O deputado e vice-presidente eleito, Michel Temer, embarca hoje para Buenos Aires, na Argentina, em missão oficial para representar o Congresso brasileiro e leva consigo os dois candidatos declarados à sua sucessão na presidência da Câmara: Henrique Eduardo Alves (PMDB/RN) e Cândido Vaccarezza (PT/SP).
Longe de pressões partidárias, Temer espera fechar o acordo para promover uma sucessão sem turbulências para a presidente eleita, Dilma Rousseff. O vice eleito deve aproveitar a proximidade provocada pela viagem a três para ter uma conversa definitiva com Alves e Vaccarezza sobre quem assumirá no primeiro biênio o comando da Câmara, cedendo a vaga ao outro, para completar os dois anos seguintes.
Temer tem argumentos fortes para afastar o risco de uma luta fratricida entre Alves e Vaccarezza. Vai alegar que PT e PMDB iniciam no Executivo sua mais importante parceria política e ela não pode ser comprometida com a disputa, e que ambos devem se comportar como aliados em favor da governabilidade, sem dar margem a candidatos "aventureiros". Ainda persiste entre os governistas o trauma do episódio da eleição de Severino Cavalcanti, depois que petistas se desentenderam na disputa pela presidência da Câmara.
Acordo similar ao proposto agora permitiu que o petista Arlindo Chinaglia assumisse em 2007 o comando da Câmara por dois anos, repassando-o a Temer, em seguida, que obteve assim, base sólida de votos das duas maiores bancadas para vencer a eleição.
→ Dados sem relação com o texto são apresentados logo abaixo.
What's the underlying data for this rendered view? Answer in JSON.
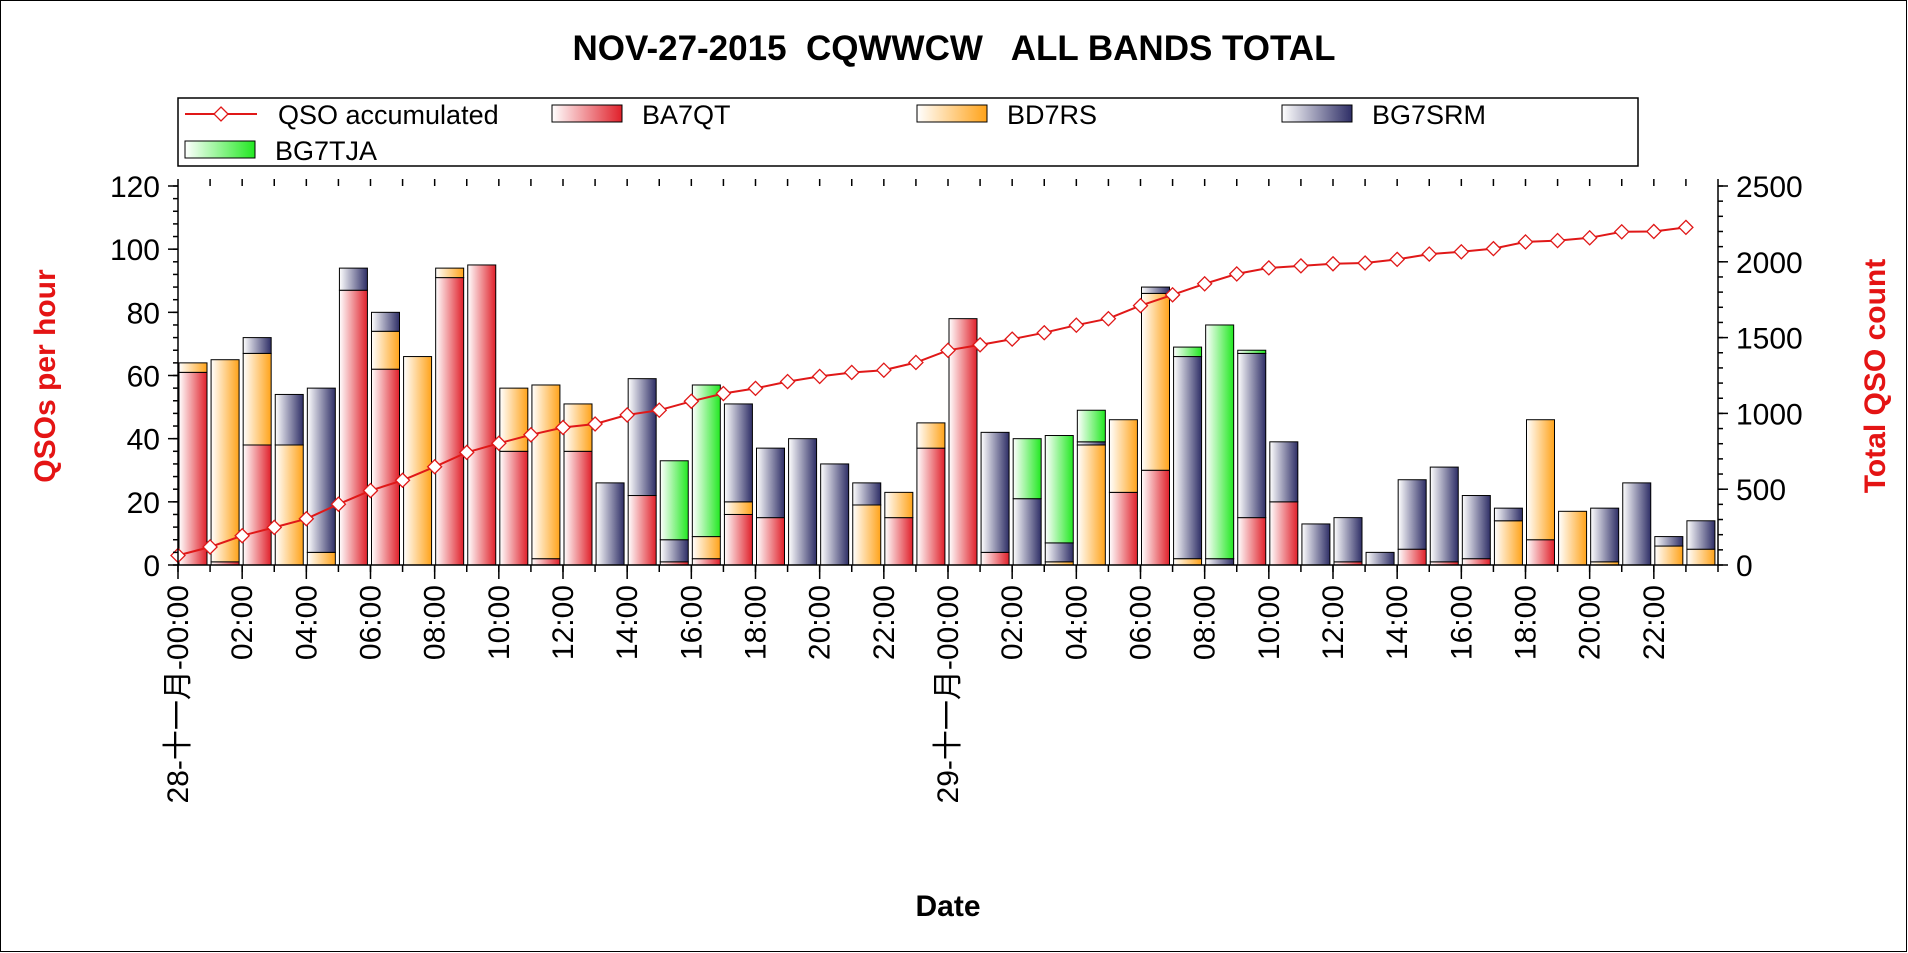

Desta vez, Vaccarezza teria, em tese, a preferência, mantida a alternância entre os dois maiores partidos no cargo, mas há quem avalie que Alves tem mais poder de aglutinação para garantir o sucesso de projetos e reformas a serem enviados ao Congresso pelo novo governo nesta primeira etapa.
Da capital do tango, Temer deve voltar com os passos da sucessão bem ensaiados, para não haver tropeço sobre o tapete verde da Câmara.